Cervical cancer is a cancer that starts in the cervix, the lower part of the uterus. It may present with vaginal bleeding but symptoms are often absent until the cancer is in its advanced stages. In 2009, there were estimated to be 11,000 new cases of invasive cervical cancer in the United States, and this year 4,000 cervical cancer-related deaths are expected.
The most important risk factor for cervical cancer is infection with the human papillomavirus (HPV). There are more than 100 different types of HPV. However, most types of HPV do not cause cancer. At least 80 percent of women are exposed to the HPV virus during their lifetime and, in most instances, the body's immune system eliminates the virus before it does harm. HPV is spread by direct skin-to-skin contact including sexual intercourse, oral sex and anal sex. It is not possible to become infected with HPV by touching an object such as a toilet seat.

Testing for cervical cancer
Cervical cancer is usually a slow-growing cancer and the Pap smear allows for early identification of precancerous changes.
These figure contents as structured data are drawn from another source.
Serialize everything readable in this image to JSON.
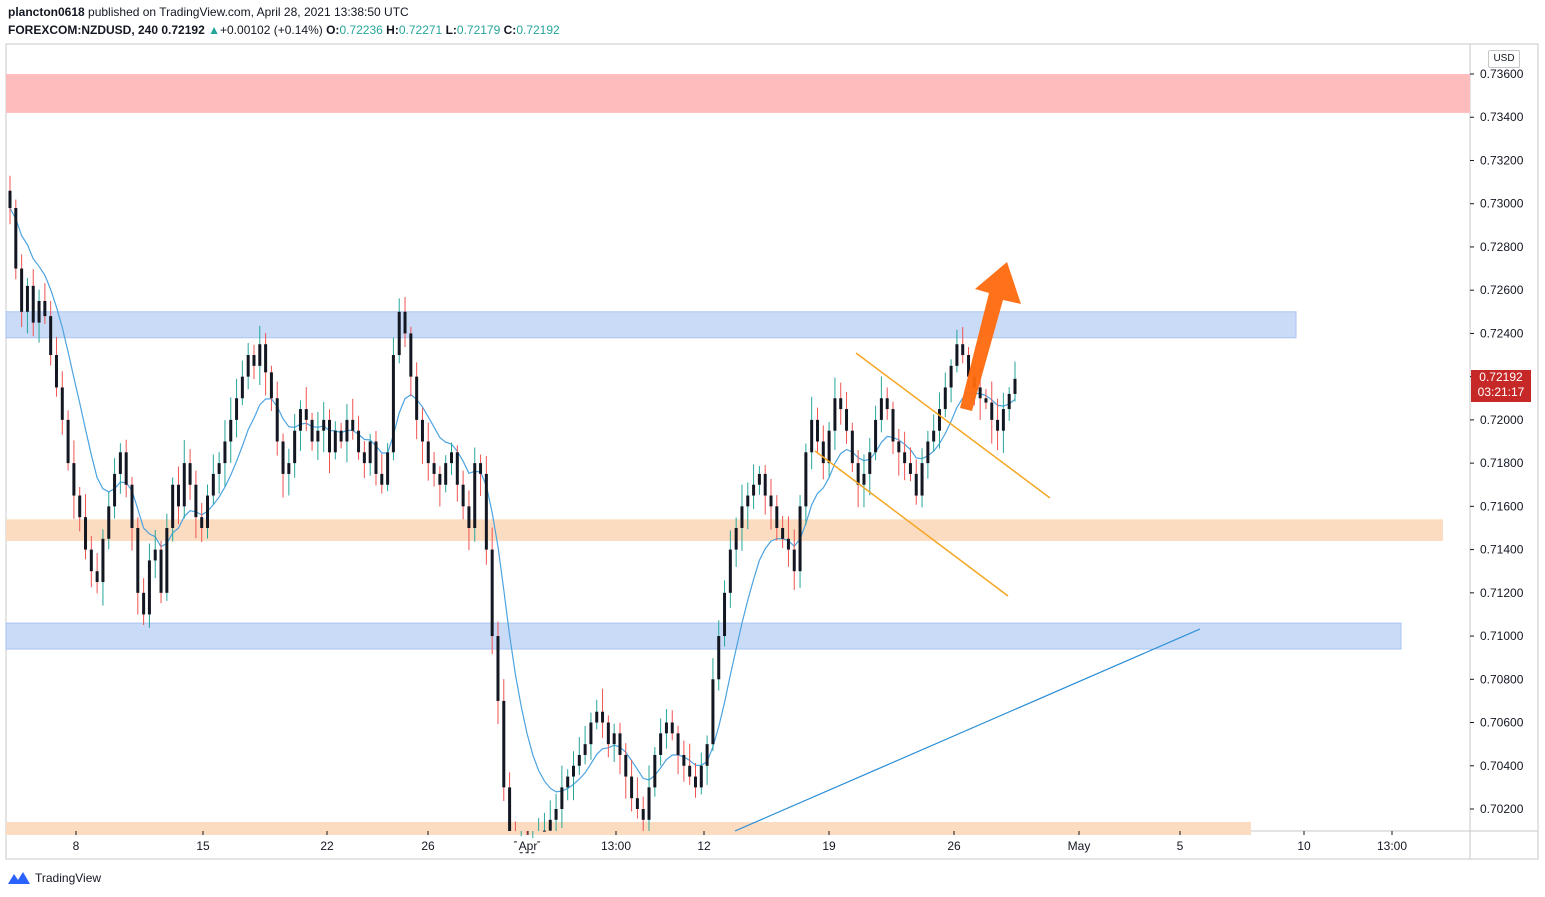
{
  "header": {
    "user": "plancton0618",
    "published": " published on TradingView.com, April 28, 2021 13:38:50 UTC",
    "symbol": "FOREXCOM:NZDUSD, 240",
    "last": "0.72192",
    "change_arrow": "▲",
    "change": "+0.00102 (+0.14%)",
    "o_label": "O:",
    "o_value": "0.72236",
    "h_label": "H:",
    "h_value": "0.72271",
    "l_label": "L:",
    "l_value": "0.72179",
    "c_label": "C:",
    "c_value": "0.72192"
  },
  "currency_label": "USD",
  "price_badge": {
    "price": "0.72192",
    "countdown": "03:21:17"
  },
  "footer": {
    "brand": "TradingView",
    "logo_icon": "tradingview-logo-icon"
  },
  "colors": {
    "up": "#26a69a",
    "down": "#ef5350",
    "candle_body": "#131722",
    "resistance_zone": "#ffbcbc",
    "blue_zone": "#cadbf7",
    "orange_zone": "#fcdcc0",
    "channel": "#f5a623",
    "ma": "#4ca3e0",
    "arrow": "#ff6a0d",
    "badge": "#c62828"
  },
  "chart_data": {
    "type": "candlestick",
    "symbol": "FOREXCOM:NZDUSD",
    "interval": "240",
    "currency": "USD",
    "y_ticks": [
      0.702,
      0.704,
      0.706,
      0.708,
      0.71,
      0.712,
      0.714,
      0.716,
      0.718,
      0.72,
      0.722,
      0.724,
      0.726,
      0.728,
      0.73,
      0.732,
      0.734,
      0.736
    ],
    "y_tick_labels": [
      "0.70200",
      "0.70400",
      "0.70600",
      "0.70800",
      "0.71000",
      "0.71200",
      "0.71400",
      "0.71600",
      "0.71800",
      "0.72000",
      "0.72200",
      "0.72400",
      "0.72600",
      "0.72800",
      "0.73000",
      "0.73200",
      "0.73400",
      "0.73600"
    ],
    "ylim": [
      0.7011,
      0.7375
    ],
    "x_labels": [
      "8",
      "15",
      "22",
      "26",
      "Apr",
      "13:00",
      "12",
      "19",
      "26",
      "May",
      "5",
      "10",
      "13:00"
    ],
    "last_price": 0.72192,
    "candles_close": [
      0.7298,
      0.727,
      0.725,
      0.7262,
      0.7245,
      0.7255,
      0.7248,
      0.723,
      0.7215,
      0.72,
      0.718,
      0.7165,
      0.7155,
      0.714,
      0.713,
      0.7125,
      0.7145,
      0.716,
      0.7175,
      0.7185,
      0.717,
      0.715,
      0.712,
      0.711,
      0.7135,
      0.714,
      0.712,
      0.715,
      0.717,
      0.716,
      0.718,
      0.717,
      0.7155,
      0.715,
      0.7165,
      0.7175,
      0.718,
      0.719,
      0.72,
      0.721,
      0.722,
      0.723,
      0.7225,
      0.7235,
      0.7222,
      0.721,
      0.719,
      0.7175,
      0.718,
      0.7195,
      0.7205,
      0.72,
      0.719,
      0.7195,
      0.72,
      0.7185,
      0.7195,
      0.719,
      0.72,
      0.7195,
      0.7185,
      0.718,
      0.719,
      0.7175,
      0.717,
      0.7185,
      0.723,
      0.725,
      0.724,
      0.722,
      0.72,
      0.719,
      0.718,
      0.7175,
      0.717,
      0.718,
      0.7185,
      0.717,
      0.716,
      0.715,
      0.718,
      0.7175,
      0.714,
      0.71,
      0.707,
      0.703,
      0.7005,
      0.7,
      0.7,
      0.6998,
      0.7,
      0.7005,
      0.701,
      0.7015,
      0.702,
      0.703,
      0.7035,
      0.704,
      0.7045,
      0.705,
      0.706,
      0.7065,
      0.706,
      0.705,
      0.7055,
      0.7045,
      0.7035,
      0.7025,
      0.702,
      0.7015,
      0.703,
      0.7045,
      0.7055,
      0.706,
      0.7055,
      0.7045,
      0.704,
      0.7035,
      0.703,
      0.704,
      0.705,
      0.708,
      0.71,
      0.712,
      0.714,
      0.715,
      0.716,
      0.7165,
      0.717,
      0.7175,
      0.7165,
      0.716,
      0.715,
      0.7145,
      0.714,
      0.713,
      0.716,
      0.7185,
      0.72,
      0.719,
      0.718,
      0.7195,
      0.721,
      0.7205,
      0.7195,
      0.718,
      0.717,
      0.7175,
      0.7185,
      0.72,
      0.721,
      0.7205,
      0.719,
      0.7185,
      0.718,
      0.7175,
      0.7165,
      0.718,
      0.719,
      0.7195,
      0.7205,
      0.7215,
      0.7225,
      0.7235,
      0.723,
      0.722,
      0.7215,
      0.721,
      0.7208,
      0.72,
      0.7195,
      0.7205,
      0.7212,
      0.7219
    ],
    "moving_average_label": "",
    "zones": [
      {
        "type": "resistance",
        "from": 0.7342,
        "to": 0.736
      },
      {
        "type": "blue",
        "from": 0.7238,
        "to": 0.725
      },
      {
        "type": "orange",
        "from": 0.7144,
        "to": 0.7154
      },
      {
        "type": "blue",
        "from": 0.7094,
        "to": 0.7106
      },
      {
        "type": "orange",
        "from": 0.7008,
        "to": 0.7014
      }
    ]
  }
}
Developed by George N. Papanicolaou, a zoologist by training, this technique was originally designed to examine vaginal debris in guinea pigs. Dr. Papanicolaou extended the exam to human volunteers, hence beginning the screening for cervical cancer.
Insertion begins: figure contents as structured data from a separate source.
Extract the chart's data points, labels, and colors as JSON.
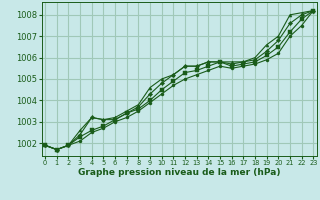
{
  "background_color": "#c8e8e8",
  "grid_color": "#a0c8b8",
  "line_color": "#1a5c1a",
  "title": "Graphe pression niveau de la mer (hPa)",
  "xlim": [
    -0.3,
    23.3
  ],
  "ylim": [
    1001.4,
    1008.6
  ],
  "yticks": [
    1002,
    1003,
    1004,
    1005,
    1006,
    1007,
    1008
  ],
  "xticks": [
    0,
    1,
    2,
    3,
    4,
    5,
    6,
    7,
    8,
    9,
    10,
    11,
    12,
    13,
    14,
    15,
    16,
    17,
    18,
    19,
    20,
    21,
    22,
    23
  ],
  "series": [
    [
      1001.9,
      1001.7,
      1001.9,
      1002.6,
      1003.2,
      1003.1,
      1003.2,
      1003.5,
      1003.8,
      1004.6,
      1005.0,
      1005.2,
      1005.6,
      1005.6,
      1005.8,
      1005.8,
      1005.8,
      1005.8,
      1006.0,
      1006.6,
      1007.0,
      1008.0,
      1008.1,
      1008.2
    ],
    [
      1001.9,
      1001.7,
      1001.9,
      1002.4,
      1003.2,
      1003.1,
      1003.1,
      1003.4,
      1003.7,
      1004.3,
      1004.8,
      1005.2,
      1005.6,
      1005.6,
      1005.8,
      1005.8,
      1005.7,
      1005.8,
      1005.9,
      1006.3,
      1006.8,
      1007.6,
      1008.0,
      1008.2
    ],
    [
      1001.9,
      1001.7,
      1001.9,
      1002.3,
      1002.6,
      1002.8,
      1003.1,
      1003.4,
      1003.6,
      1004.0,
      1004.5,
      1004.9,
      1005.3,
      1005.4,
      1005.6,
      1005.8,
      1005.6,
      1005.7,
      1005.8,
      1006.1,
      1006.5,
      1007.2,
      1007.8,
      1008.2
    ],
    [
      1001.9,
      1001.7,
      1001.9,
      1002.1,
      1002.5,
      1002.7,
      1003.0,
      1003.2,
      1003.5,
      1003.9,
      1004.3,
      1004.7,
      1005.0,
      1005.2,
      1005.4,
      1005.6,
      1005.5,
      1005.6,
      1005.7,
      1005.9,
      1006.2,
      1007.0,
      1007.5,
      1008.2
    ]
  ]
}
Cervical cancer screening guidelines in the U.S. are issued by three major organizations: the U.S. Preventive Services Task Force (USPSTF), the American Cancer Society (ACS) and the American College of Obstetrics and Gynecology (ACOG).  In the past, experts recommended that every woman have a Pap smear once per year. This has changed, and the need for a yearly test depends more on your age and past medical history. All three organizations strongly recommend screening for cervical cancer in women who have been sexually active and have a cervix. Initiation of screening is recommended at age 21 or three years after the onset of sexual activity, whichever comes first.

Cervical abnormalities
During the Pap smear procedure, a doctor performs a pelvic exam and uses a small brush or spatula to collect cells from the cervix. The cells are smeared on a glass slide (a traditional Pap smear) or added to a preservative fluid (liquid-based, thin layer testing). An HPV test can be done along with a Pap smear. To prepare for your Pap smear, you should not put anything in the vagina (e.g., creams). A Pap smear can be done at any time during your menstrual cycle, but, if you have heavy vaginal bleeding on the day of your appointment, call your doctor or nurse to ask if you should reschedule.
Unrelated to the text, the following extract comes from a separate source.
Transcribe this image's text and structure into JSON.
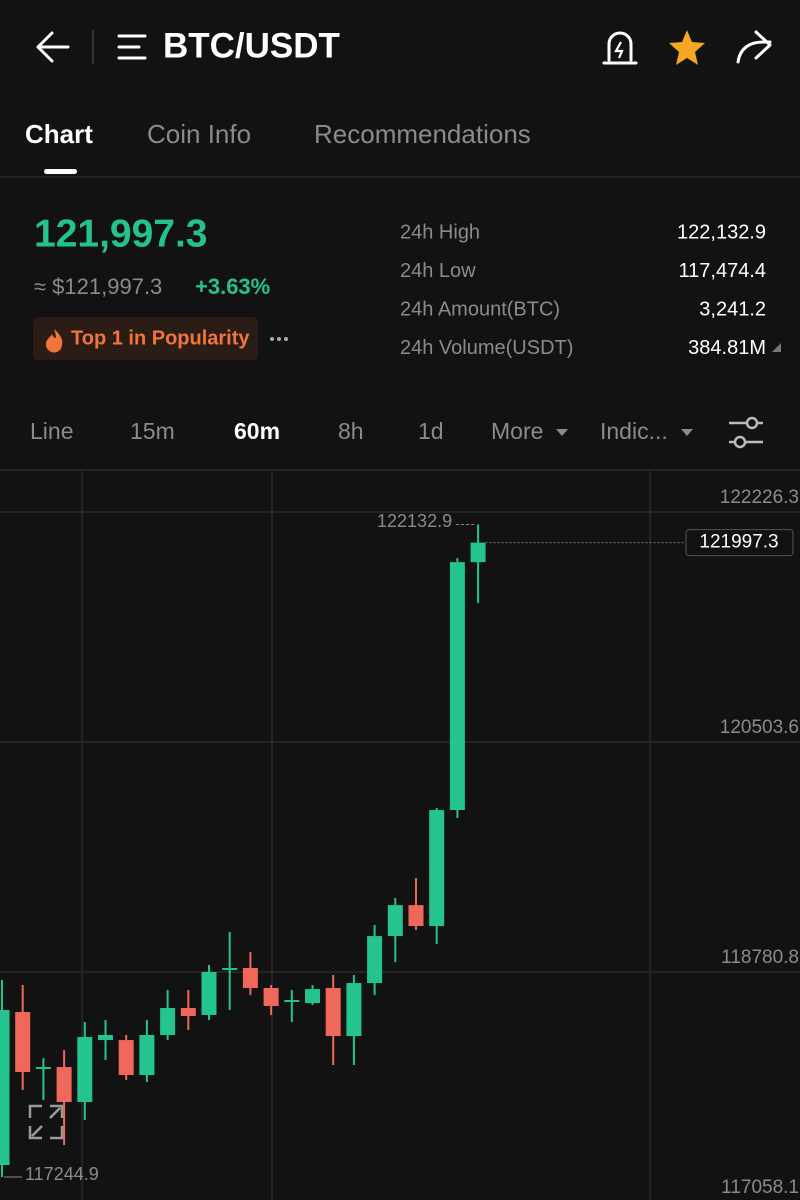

If your Pap smear is abnormal, you may need further testing. If your Pap smear is normal but your HPV test is abnormal (positive), you may need follow-up testing (colposcopy) or secondary Pap smear and HPV test. Two vaccines (Gardasil® and Cervarix®) are available to prevent infection with several types of HPV known to cause cervical cancer. Health officials hope these vaccines will significantly reduce the number of women who develop cervical cancer.